The ways in which ERISA can be amended to bring about these changes are not unduly complex. One possibility would be to amend the definition of “welfare benefits” in ERISA to clarify that the purchase of insurance as a means of funding employer-sponsored disability, health, or life insurance benefits excludes the resulting plan from ERISA 9 altogether, leaving claimants with the existing protections of already well-established state laws, rights, and remedies. Another proposal would be to amend § 502 of ERISA 10 to provide that claims brought under insured plans will always be adjudicated in accordance with the same plenary standards and proceedings afforded any other civil action brought in federal court. 11 Simplifying the statutory language to enable recovery of relief at large would also remedy a great unfairness that currently exists.

These proposed changes would restore the intent and purpose of the comprehensive benefits reform enacted by Congress more than thirty-five years ago. More importantly, such changes can help rebuild public confidence in insurance companies that have, for too long, been able to hide behind legislative shields and judicial protections that no other industry receives.

1) 120 Cong. Rec. 29, 933 (1974) (statement of Senator Javits)
2) 29 U.S.C. §1001(b)
3)Sarkisyan v. Cigna Healthcare of Cal., Inc., 613 F. Supp. 2d 1199 (C.D.Cal. 2009)

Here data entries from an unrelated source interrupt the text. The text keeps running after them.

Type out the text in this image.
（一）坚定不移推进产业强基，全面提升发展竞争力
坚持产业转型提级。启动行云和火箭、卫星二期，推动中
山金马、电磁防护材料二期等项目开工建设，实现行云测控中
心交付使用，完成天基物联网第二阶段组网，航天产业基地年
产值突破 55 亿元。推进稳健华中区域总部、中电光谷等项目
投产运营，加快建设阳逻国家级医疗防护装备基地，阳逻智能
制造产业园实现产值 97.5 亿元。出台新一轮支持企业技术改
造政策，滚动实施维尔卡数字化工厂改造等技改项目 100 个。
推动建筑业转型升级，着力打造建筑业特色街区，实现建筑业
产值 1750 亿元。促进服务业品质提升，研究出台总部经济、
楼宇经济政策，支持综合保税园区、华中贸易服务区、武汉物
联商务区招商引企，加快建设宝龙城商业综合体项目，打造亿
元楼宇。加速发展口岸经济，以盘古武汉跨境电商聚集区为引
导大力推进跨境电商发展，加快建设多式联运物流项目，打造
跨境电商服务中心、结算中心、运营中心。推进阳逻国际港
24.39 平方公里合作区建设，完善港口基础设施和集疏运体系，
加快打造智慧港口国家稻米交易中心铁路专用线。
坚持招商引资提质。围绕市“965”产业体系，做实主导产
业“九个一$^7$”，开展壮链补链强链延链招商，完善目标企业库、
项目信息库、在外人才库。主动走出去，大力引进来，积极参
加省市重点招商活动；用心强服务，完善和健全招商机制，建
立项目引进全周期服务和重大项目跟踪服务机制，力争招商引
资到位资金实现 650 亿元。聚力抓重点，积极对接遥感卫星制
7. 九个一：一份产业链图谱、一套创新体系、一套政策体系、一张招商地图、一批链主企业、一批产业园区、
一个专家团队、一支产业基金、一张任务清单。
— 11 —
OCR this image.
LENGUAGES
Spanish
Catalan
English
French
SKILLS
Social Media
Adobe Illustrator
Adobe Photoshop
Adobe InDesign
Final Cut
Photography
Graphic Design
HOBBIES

4)Pokratz v. Jones Dairy Farm, 771 F.2d 206, 209 (7th Cir. 1985)(“The ‘arbitrary or capricious’ standard calls for less searching inquiry than the ‘substantial evidence’ standard that applies to Social Security disability cases. Although it is an overstatement to say that a decision is not arbitrary or capricious whenever a court can review the reasons stated for the decision without a loud guffaw, it is not much of an overstatement. The arbitrary or capricious standard is the least demanding form of judicial review of administrative action. Any questions of judgment are left to the agency, or here to the administrator of the Plan.”)
5) Herzberger v. Standard Ins.Co., 205 F.3d 327, 331 (7th Cir. 2000)
6) Jenkins v. Price Waterhouse Long Term Disability Plan, 564 F.3d 856 (7th Cir. 2009)
7)Black v. Long Term Disability Ins., 582 F.3d 738 (7th Cir. 2009)
8) Milliman Inc. November 14, 2005
9) 29 U.S.C. § 1002(1)
10) 29 U.S.C. § 1132
11) It is important to distinguish insured welfare benefit plans from Taft-Hartley plans or other self-funded plans which have governance, funding, and other procedural mechanisms in place offering greater protection to plan participants than insured plans.